Thank you for the feedback. It seems you may be new to working with a DAW (my apologies if I misinterpret this), and there is a free 6-week course on Coursera by Berklee College of Music called "
Introduction to Music Production" that is full of useful information to anyone starting out. It is very well presented and not specific to any DAW, but loaded with advice. The next run is Apr 20 - Jun 14 and will not cost you a nickel other than your time (it is good to invest time in this if taking it).
Building up studio equipment often takes time, so it typically runs the cycle of buy something to resolve and issue, then find something new to resolve. I still have 1/8" to RCA Y splitters in boxes, so as soon as you mentioned hiss it made me think of the course above. I think we have all been down that path of working with what we have when starting out.

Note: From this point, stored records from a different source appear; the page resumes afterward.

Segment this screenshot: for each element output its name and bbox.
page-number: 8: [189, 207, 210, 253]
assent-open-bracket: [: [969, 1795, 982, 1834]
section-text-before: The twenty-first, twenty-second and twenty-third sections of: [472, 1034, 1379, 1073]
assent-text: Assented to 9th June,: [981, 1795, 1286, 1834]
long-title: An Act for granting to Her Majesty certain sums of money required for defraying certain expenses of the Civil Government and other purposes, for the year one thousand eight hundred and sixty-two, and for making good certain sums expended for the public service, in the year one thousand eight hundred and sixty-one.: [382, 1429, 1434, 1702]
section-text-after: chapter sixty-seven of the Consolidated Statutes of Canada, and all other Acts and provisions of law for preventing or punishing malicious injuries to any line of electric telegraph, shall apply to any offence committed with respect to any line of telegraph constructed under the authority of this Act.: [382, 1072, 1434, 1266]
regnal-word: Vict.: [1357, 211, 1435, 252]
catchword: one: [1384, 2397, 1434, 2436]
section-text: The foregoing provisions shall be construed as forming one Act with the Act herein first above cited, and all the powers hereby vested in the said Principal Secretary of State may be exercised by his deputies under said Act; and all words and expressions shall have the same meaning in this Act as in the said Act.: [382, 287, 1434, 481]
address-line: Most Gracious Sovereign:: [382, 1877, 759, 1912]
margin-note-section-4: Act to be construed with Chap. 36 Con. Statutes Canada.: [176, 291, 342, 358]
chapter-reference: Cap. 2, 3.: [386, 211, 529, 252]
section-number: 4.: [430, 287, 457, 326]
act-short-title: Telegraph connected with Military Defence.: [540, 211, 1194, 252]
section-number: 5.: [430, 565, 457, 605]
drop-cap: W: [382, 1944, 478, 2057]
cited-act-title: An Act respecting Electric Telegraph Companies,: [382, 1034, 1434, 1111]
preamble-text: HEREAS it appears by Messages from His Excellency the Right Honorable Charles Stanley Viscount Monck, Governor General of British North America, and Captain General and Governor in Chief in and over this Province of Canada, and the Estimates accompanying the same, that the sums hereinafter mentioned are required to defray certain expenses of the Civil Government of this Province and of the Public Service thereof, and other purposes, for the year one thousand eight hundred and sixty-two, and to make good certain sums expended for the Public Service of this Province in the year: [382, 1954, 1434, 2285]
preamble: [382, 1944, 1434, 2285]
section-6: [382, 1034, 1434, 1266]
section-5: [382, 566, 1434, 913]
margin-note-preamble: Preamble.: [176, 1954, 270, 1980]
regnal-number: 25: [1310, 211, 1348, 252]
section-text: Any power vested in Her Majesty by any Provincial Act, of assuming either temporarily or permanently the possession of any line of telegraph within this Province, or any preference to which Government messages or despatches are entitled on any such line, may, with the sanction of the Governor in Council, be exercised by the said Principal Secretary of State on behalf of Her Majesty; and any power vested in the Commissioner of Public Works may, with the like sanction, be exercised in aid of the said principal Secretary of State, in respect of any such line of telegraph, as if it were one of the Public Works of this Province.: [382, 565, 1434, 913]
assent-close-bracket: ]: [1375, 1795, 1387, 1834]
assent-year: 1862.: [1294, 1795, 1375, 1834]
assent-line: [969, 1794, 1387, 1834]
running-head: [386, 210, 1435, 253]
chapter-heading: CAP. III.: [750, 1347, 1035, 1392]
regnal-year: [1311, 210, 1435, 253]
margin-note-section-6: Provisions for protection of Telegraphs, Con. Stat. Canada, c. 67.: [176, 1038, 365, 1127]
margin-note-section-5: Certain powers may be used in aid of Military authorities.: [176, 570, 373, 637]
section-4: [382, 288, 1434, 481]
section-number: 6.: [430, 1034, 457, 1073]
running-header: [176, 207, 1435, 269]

Going down your list, you actually have "drums" via the
Cakewalk TTS-1 and Studio Instruments Drum Kit. For "drums with no drummer" I would actually default to using the TTS-1, since it will do 15 other instruments for you as well. Granted it is not something you may leave in the final recording, but it fits the bill and you already own it (another no-cost one). The TTS-1, Step Sequencer, and Groove Clips included with MC6 are worth looking into.
From a recording (and even post-production/mixing) perspective, MC6 is very capable, so it seems your biggest "leap" is to get the cleanest signals (with least noise) recorded into MC6 in 24-bit format. I am not familiar with your specific hardware, but as long as you can get a clean capture you can work with it again at any time later. Conversely if the capture is terrible, all the mixing tools in the world may not be able to recover it.
Guitarhacker
Dedicated audio interface with nice preamps..... if the Alesis MultimixX4 4 channel usb mixer works well, this is something that you can put on a back shelf for the time being. As long as latency is manageable this could wait until later. I couldn't determine if the Alesis ran true ASIO or if it runs ASIO4ALL which is a wrapper for a less capable driver. Either way, if it works, let it stay for now.
From what you said, it "seems" this may be the most applicable (including good cabling). Headphone mixing is doable for short term, and can always be revisited later, but trying to mix something "unsalvageable" just leads to intense frustration.
I hope this helps some. Welcome to the forum! (I cannot see post count from my phone and just realized this when replying).